Text description provided by the architects. Eschewing the colonial planning grid and repetition of the local timber clad cottage in favor of sensitivity to the topographical context, Woods Bagot has departed from the prevailing Australian beach house vernacular with a self-assured, three-story dwelling named for its distinctive curved form mimicking the massive water movement of the Southern Ocean. The house deals with two scales; one in balance to the overall majestic coastal landscape and the other at a more intimate and tactile interior level of material and spatial contrast.
The placement of the house was the focus of the design. Every decision stemmed from the specifics of the site, the complexity of its adjoining neighbors, restrictions of existing covenants and the influence of the changing patterns of the lunar tidal motions. The applied height controls of the house follow the contours of the cliff, with Flinders Pier and associated marine activities at the cliff base. There are no parallel curves on the project and no right angles. The geometry is as dynamic as the weather and tidal movement are unpredictable. The house tears itself apart across the horizontal plane. This fracture creates two curved volumes precariously stacked on top of each other, like sheared basaltic plates.
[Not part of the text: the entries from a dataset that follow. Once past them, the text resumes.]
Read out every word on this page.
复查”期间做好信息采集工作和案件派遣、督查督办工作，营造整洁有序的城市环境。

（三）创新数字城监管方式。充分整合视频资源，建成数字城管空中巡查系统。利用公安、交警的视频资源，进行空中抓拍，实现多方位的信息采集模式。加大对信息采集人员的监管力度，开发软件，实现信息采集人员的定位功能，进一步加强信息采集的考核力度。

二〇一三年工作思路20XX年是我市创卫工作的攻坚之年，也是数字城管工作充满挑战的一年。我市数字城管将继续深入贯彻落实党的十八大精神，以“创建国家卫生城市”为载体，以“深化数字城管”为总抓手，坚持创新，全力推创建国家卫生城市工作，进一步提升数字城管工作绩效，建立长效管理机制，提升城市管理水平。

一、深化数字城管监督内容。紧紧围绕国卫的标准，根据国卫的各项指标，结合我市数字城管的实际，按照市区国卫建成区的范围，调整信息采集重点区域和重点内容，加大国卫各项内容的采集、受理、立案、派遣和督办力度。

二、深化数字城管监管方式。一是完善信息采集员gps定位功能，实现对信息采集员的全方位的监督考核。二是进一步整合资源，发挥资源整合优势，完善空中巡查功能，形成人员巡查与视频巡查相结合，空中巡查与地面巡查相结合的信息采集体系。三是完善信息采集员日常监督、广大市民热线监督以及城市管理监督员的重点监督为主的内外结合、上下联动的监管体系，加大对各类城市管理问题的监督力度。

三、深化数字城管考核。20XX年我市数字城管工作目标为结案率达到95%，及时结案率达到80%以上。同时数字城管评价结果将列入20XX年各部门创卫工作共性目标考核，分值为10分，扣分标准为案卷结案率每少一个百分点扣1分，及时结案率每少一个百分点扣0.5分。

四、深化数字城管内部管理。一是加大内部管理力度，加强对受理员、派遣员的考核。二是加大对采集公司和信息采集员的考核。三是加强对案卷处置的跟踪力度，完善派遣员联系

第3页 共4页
This gymnastic torquing allows full exposure of coastal views from the upper level and settles the lower guest bedroom plate into the landscape from which emerges a large elliptically-planted orbit of the landscape. Supported by Corten curved walls it settles with the local grasses and newly planted banksia copses into a wind- and sun-protected rear sunken courtyard. This indirectly preserves the views for the adjoining properties. Built on the cliff edge the three-story residence, with one level entirely subterranean, is built on concrete piles. They, in turn, support a shifting band of displaced and cantilevered curved concrete floor plates.
The interior is organized across a series of radiating beams into which much of the discrete lighting is located or concealed. These radiating beams have three origins and create a series of segmented ceiling patterns from which the entire planning organization emerges. The interior zoning responds to the house’s siting with concern for outward vistas and the movement of the sun, moon, and tide. Each internal room compresses and opens out to the sky, enveloping inhabitants in the exhilarating impact of the location.
Woods Bagot partnered with Hecker Guthrie and stylist Simone Haag to complete the interior experience, much of which logically links to the limestone encrusted columns and honed limestone floor surface with the dark oak stained timber interior. Each material discretely appeals to touch, smell and memory. At first, appearing large and foreign, the house settles readily into the landscape. Clad simply in an intensely fossilized limestone material, it is adorned with the unique natural clam shell patterns embossed deep into the surface – a nod to the area’s Jurassic coral geology. The house speaks confidently to the landscape, enveloping its inhabitants and connecting them to nature.